4. The National Mall is getting its first memorial honoring Native American vets

Native American veteran Donald Sargent of New Jersey pays his respects at the Vietnam Veterans Memorial in Washington November 9, 2007.  Veterans have gathered in Washington this week's events commemorating the 25th anniversary of the memorial.   REUTERS/Kevin Lamarque  (UNITED STATES) - GM1DWOFPYOAA

Native American veteran Donald Sargent of New Jersey pays his respects at the Vietnam Veterans Memorial in Washington, D.C. Photo by REUTERS/Kevin Lamarque.

The national mall in Washington, D.C., will soon feature its first memorial to Native American soldiers. Later this month, finalists for a memorial design will be submitted to the Smithsonian’s National Museum of the American Indian, which will choose a final design this year. A committee will oversee the construction and unveiling of the memorial, which will be dedicated in 2020. [The Washington Post]

Why it matters: Native American groups have long advocated for a monument to mark the contributions of their soldiers to American history. Congress approved the memorial in 1994, the Post reports, but didn’t authorize the museum to fundraise for it until nearly 20 years later, in 2013. Native Americans have fought in every major American conflict going back to the Revolutionary War and have also served at a higher per-capita rate than any other group. Native American “code talkers” were essential in World War I and World War II in transmitting communications that could not be cracked. Part of the challenge, one committee member told the Post, is whether the memorial is also “able to encompass for the casual observer and for Native Americans the oddities of where we stand today as Native Americans in the 21st century.”

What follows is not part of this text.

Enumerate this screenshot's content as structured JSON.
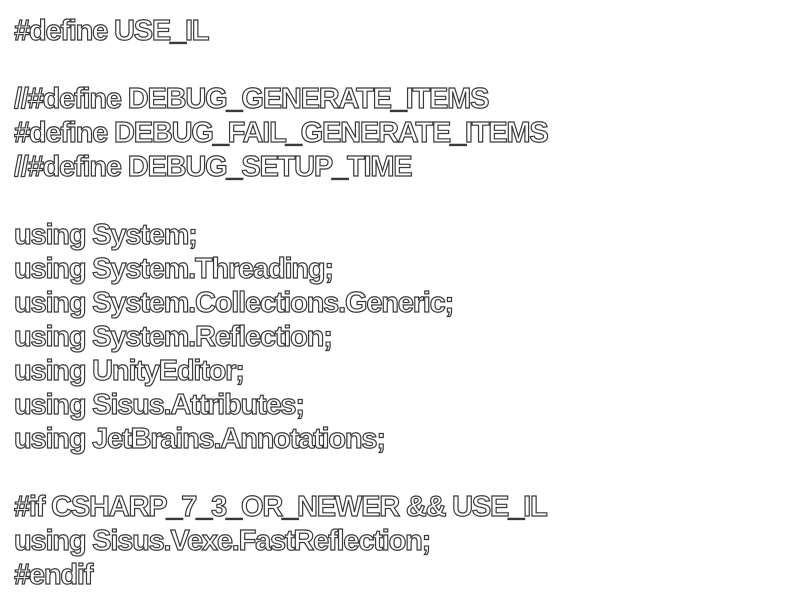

5. By 2050, 9 cities will be too hot to host the Olympics

Olympics in Sochi. Photo by Reuters.

Sochi, seen here during the 2014 Olympics, is one of the cities experts say will be too warm to host the Olympics by 2050. Photo by Reuters.

One of the most important factors, when weighing whether a city should host the Winter Olympics, is how cold it will be, and how cold it will stay. Using projections for greenhouse gas emissions and models of rising global temperatures, a team of researchers led by a geography professor at the University of Waterloo in Ontario said last week it believes that nine cities will be too hot to host the Winter Games by 2050. Sochi, Russia, Garmisch-Partenkirchen, Germany, and Vancouver, Canada, all previous hosts of the Olympics, will not reliably have temperatures below freezing by midcentury, according to the research published in the New York Times. Other cities at risk include:

  • Oslo, Norway
  • Chamonix, France
  • Innsbruck, Austria
  • Grenoble, France
  • Sarajevo, Yugoslavia
  • Squaw Valley, United States

Look at all of the data, including interactive maps and charts, here. [The New York Times]

Why it matters: “In the past, Olympic organizers have dealt with the vagaries of weather by bringing events indoors … But you can’t move the mountains required for the giant slalom or the 50-kilometer course for one of the men’s cross country ski events indoors,” The New York Times says. A warmer world also poses training challenges, particularly for the youngest Olympic hopefuls, who may have a harder time lacing up their skates to train if their local pond no longer freezes.

This article has been corrected to reflect that the Smithsonian National Museum of the American Indian was not authorized to fundraise for the new monument for Native American veterans until 2013.